All individuals served have the right to assent to their care even when a child is below legal consenting age or when an adult is unable to legally consent to their own treatment. Assent includes engaging in the therapeutic process and a demonstration of a willingness to receive care. Examples of assent might include approaching the therapist and maintaining proximity, freely engaging in therapeutic activities, or expressing contentment in a neurodivergent manner. Patterns of distress before, during, or after ABA sessions are acknowledged as potential evidence of dissent and a need for further assessment and risk review.  Neurodivergent individuals of all abilities have the right to be engaged in selecting goals and strategies for their own treatment in a manner that is considerate and supportive of their communication modality.

Neurodivergent People have the right to safety, dignity, and self-determination

All individuals have a right to be free from unwanted touch and restriction of moving one’s own body (physical restraint). Physical restraint refers to staff or other adults using their own body to physically restrict the movement of another person.  Physical Restraint during ABA sessions is only warranted if there is risk of harm to self or others. LEARN values teaching self-advocacy skills to safely exit unwanted social advances, physical contact, and other aversive situations.

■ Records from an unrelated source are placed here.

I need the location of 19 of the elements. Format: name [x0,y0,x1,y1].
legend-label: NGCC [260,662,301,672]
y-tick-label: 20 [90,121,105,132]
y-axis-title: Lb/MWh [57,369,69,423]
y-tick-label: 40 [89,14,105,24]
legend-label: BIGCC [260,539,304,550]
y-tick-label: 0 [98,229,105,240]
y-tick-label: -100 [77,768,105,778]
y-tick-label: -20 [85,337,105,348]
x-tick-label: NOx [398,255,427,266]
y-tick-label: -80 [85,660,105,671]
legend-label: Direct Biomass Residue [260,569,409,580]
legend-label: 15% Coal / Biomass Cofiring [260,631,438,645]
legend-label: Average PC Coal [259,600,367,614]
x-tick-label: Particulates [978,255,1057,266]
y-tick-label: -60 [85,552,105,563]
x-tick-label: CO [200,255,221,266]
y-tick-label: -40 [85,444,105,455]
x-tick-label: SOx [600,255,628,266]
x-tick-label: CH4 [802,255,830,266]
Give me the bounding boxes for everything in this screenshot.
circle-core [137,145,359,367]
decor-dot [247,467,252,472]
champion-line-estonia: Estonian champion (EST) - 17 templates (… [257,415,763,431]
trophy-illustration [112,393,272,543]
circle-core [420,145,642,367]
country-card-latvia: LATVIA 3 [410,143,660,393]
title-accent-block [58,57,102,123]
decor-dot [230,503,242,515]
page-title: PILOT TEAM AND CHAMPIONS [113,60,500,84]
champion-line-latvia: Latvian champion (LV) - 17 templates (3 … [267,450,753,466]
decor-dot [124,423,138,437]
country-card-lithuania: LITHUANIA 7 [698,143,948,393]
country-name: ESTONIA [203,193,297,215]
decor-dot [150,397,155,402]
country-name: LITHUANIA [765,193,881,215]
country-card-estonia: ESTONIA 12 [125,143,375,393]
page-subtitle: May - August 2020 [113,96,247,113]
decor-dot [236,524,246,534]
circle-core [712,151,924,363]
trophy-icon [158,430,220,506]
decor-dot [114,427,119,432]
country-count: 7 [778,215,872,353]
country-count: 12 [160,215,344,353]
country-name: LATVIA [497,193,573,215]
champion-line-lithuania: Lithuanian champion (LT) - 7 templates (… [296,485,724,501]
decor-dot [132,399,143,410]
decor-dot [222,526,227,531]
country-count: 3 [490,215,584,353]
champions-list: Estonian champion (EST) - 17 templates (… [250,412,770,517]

Behavior support plans prioritize the development of strategies to promote safety and teach skills that allow individuals to effectively communicate their needs. The minimum amount of force necessary to keep individuals safe will be used. Under no circumstances will LEARN staff use mechanical restraints (a device intended to limit one’s body movement, such as straps) or other highly aversive or coercive mechanisms to control another person’s behavior.

Neurodivergent People have the right to effective interventions that result in long-term benefits

Whenever possible, treatment should closely resemble everyday activities the person served is likely to encounter. Treatment approaches that solely rely upon “set up” learning opportunities and external motivators (e.g. candy) do not prepare the person served for the “real world” outside of the treatment sessions.  When it is necessary to use a high level of repetition while teaching and external motivators in order for the person served to learn essential skills, it is the responsibility of the clinical team to also develop a plan to generalize skills by using stimuli, prompts, and reinforcers that are likely to be present in the natural environment.  This will ensure that the person served can use their new skills in relevant settings such as their home, school, place of work, and the community.